Understanding structure and dynamics of peptides using simulations and experiments

Thesis (Ph. D.)--University of Rochester. Department of Chemical Engineering, 2020.
Explaining and predicting experimental results are the goals of molecular simulations. Molecular simulations that reproduce experimental results give a molecular explanation of phenomena that are fundamentally inaccessible to experiments. Such important phenomena include fast time-dependent processes, like the binding of a ligand to an active site of an enzyme or protein misfolding.
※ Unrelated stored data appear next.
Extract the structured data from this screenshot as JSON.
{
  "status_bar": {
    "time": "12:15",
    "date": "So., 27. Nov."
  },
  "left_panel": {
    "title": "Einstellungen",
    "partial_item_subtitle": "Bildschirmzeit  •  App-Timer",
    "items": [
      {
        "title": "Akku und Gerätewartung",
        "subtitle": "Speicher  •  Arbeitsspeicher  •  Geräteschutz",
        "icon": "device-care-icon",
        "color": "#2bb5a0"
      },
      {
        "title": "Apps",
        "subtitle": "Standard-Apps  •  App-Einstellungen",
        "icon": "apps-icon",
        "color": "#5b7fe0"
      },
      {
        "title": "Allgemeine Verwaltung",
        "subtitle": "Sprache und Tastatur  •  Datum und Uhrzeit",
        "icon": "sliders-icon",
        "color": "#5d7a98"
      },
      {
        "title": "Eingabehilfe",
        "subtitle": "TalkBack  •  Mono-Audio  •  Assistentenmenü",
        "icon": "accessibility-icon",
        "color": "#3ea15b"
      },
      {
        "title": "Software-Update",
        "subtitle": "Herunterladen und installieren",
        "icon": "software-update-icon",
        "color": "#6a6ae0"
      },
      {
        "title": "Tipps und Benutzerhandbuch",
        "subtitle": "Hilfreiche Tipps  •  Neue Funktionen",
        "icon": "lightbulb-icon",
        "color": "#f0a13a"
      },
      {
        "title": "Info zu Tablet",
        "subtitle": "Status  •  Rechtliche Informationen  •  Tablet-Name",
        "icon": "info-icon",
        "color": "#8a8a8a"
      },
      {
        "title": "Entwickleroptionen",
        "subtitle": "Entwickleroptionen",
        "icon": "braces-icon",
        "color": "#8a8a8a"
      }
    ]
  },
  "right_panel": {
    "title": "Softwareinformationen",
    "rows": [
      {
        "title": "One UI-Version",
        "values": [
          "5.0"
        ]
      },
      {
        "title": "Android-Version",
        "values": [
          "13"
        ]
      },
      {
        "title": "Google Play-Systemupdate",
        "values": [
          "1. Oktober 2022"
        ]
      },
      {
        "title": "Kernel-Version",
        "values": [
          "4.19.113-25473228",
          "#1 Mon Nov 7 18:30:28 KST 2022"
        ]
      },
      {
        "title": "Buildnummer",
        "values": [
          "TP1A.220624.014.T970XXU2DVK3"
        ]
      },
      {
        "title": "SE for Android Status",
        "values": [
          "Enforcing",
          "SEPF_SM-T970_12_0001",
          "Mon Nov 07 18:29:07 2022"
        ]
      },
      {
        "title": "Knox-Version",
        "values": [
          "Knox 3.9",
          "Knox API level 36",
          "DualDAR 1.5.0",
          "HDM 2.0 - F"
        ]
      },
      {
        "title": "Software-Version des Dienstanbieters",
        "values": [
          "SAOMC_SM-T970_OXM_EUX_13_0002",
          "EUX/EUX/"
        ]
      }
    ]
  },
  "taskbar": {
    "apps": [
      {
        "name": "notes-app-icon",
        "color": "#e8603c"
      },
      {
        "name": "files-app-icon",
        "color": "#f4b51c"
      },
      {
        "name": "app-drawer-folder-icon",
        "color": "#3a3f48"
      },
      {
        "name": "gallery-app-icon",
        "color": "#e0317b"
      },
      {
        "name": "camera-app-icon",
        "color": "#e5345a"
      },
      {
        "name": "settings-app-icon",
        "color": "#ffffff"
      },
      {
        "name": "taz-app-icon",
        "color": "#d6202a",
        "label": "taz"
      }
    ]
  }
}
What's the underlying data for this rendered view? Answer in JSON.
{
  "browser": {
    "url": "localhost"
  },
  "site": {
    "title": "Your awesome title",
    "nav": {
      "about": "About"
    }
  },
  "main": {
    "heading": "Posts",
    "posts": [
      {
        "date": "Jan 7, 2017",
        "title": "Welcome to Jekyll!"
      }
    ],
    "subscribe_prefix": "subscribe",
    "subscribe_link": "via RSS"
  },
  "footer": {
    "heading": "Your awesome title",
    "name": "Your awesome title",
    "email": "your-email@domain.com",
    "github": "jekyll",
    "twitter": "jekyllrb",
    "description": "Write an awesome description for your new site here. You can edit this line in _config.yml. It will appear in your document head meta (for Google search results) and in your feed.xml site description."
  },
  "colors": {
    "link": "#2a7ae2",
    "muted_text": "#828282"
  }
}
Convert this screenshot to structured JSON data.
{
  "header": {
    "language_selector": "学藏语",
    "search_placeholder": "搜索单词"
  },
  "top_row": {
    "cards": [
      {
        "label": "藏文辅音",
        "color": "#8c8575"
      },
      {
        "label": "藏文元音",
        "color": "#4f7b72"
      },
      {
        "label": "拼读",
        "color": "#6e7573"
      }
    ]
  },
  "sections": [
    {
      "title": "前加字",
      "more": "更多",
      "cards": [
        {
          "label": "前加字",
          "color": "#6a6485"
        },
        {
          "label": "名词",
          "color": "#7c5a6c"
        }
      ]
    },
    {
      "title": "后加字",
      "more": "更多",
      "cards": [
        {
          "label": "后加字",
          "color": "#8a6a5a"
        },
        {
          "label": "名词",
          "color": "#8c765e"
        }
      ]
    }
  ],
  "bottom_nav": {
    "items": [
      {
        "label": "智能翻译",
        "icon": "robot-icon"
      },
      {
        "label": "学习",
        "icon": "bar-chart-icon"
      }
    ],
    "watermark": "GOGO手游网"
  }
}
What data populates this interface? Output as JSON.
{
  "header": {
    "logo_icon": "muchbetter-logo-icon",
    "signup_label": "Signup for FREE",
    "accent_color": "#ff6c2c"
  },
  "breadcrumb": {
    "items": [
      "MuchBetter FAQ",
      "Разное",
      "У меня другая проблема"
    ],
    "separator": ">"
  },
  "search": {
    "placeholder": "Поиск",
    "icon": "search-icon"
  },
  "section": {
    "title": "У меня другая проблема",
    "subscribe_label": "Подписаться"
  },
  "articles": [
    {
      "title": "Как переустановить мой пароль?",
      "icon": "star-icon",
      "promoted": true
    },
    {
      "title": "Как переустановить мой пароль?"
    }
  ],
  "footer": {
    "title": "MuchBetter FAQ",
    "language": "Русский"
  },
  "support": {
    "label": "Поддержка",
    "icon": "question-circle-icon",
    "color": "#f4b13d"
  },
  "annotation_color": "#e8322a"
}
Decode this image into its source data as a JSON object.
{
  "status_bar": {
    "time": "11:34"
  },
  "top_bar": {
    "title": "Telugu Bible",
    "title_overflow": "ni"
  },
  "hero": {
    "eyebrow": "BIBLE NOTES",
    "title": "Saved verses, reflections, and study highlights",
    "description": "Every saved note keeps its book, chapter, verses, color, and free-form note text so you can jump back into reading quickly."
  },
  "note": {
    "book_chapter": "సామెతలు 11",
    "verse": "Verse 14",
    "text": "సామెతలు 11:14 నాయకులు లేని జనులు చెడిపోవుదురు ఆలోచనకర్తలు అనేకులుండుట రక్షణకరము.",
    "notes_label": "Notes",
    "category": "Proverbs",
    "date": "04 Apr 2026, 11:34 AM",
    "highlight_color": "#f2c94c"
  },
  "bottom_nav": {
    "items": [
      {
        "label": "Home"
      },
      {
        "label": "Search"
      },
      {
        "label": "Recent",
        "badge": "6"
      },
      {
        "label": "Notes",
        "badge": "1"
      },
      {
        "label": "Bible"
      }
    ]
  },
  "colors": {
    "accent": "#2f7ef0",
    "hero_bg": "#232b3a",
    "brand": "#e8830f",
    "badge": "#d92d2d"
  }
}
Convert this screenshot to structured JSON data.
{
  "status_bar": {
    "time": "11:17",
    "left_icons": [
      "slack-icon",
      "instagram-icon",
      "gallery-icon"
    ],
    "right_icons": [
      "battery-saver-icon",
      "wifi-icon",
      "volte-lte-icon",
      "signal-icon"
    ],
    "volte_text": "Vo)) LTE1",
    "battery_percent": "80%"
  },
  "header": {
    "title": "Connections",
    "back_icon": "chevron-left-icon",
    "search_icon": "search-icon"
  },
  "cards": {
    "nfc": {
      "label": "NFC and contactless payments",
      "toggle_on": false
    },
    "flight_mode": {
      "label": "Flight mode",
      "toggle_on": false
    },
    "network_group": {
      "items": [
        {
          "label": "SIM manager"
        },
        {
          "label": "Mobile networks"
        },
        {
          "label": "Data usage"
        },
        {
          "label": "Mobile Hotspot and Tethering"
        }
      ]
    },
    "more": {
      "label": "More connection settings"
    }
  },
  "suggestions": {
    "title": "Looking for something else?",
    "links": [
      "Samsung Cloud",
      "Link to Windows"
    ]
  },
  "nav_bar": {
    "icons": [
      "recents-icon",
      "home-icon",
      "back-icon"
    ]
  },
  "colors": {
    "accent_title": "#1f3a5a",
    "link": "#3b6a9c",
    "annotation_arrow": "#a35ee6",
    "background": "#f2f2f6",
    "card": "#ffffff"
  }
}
These processes are hard to measure experimentally and even if they are time-independent they may be challenging to observe experimentally. These molecular processes are nevertheless important and have wide applications from drug design to discovering novel materials with specific properties. Simulations excel at elucidating these phenomena. Simulations allow one to see the nanoscale details that lead to bulk properties and macroscopic observables. Understanding molecule mechanisms from simulations' perspective can lead to innovations by providing insight, giving guidance to design of materials that are nonfouling, antimicrobial, etc. Because the goal is understanding an experiment, utilizing the experimental results to improve the accuracy of simulations is an obvious advantage. Experiment Directed Simulations (EDS) is a method of minimally biasing a simulation such that the simulation matches experimental results. This research focuses on implementing EDS on biomolecules, such as tripeptides and amyloid peptides, to analyze the structure and dynamics of these systems.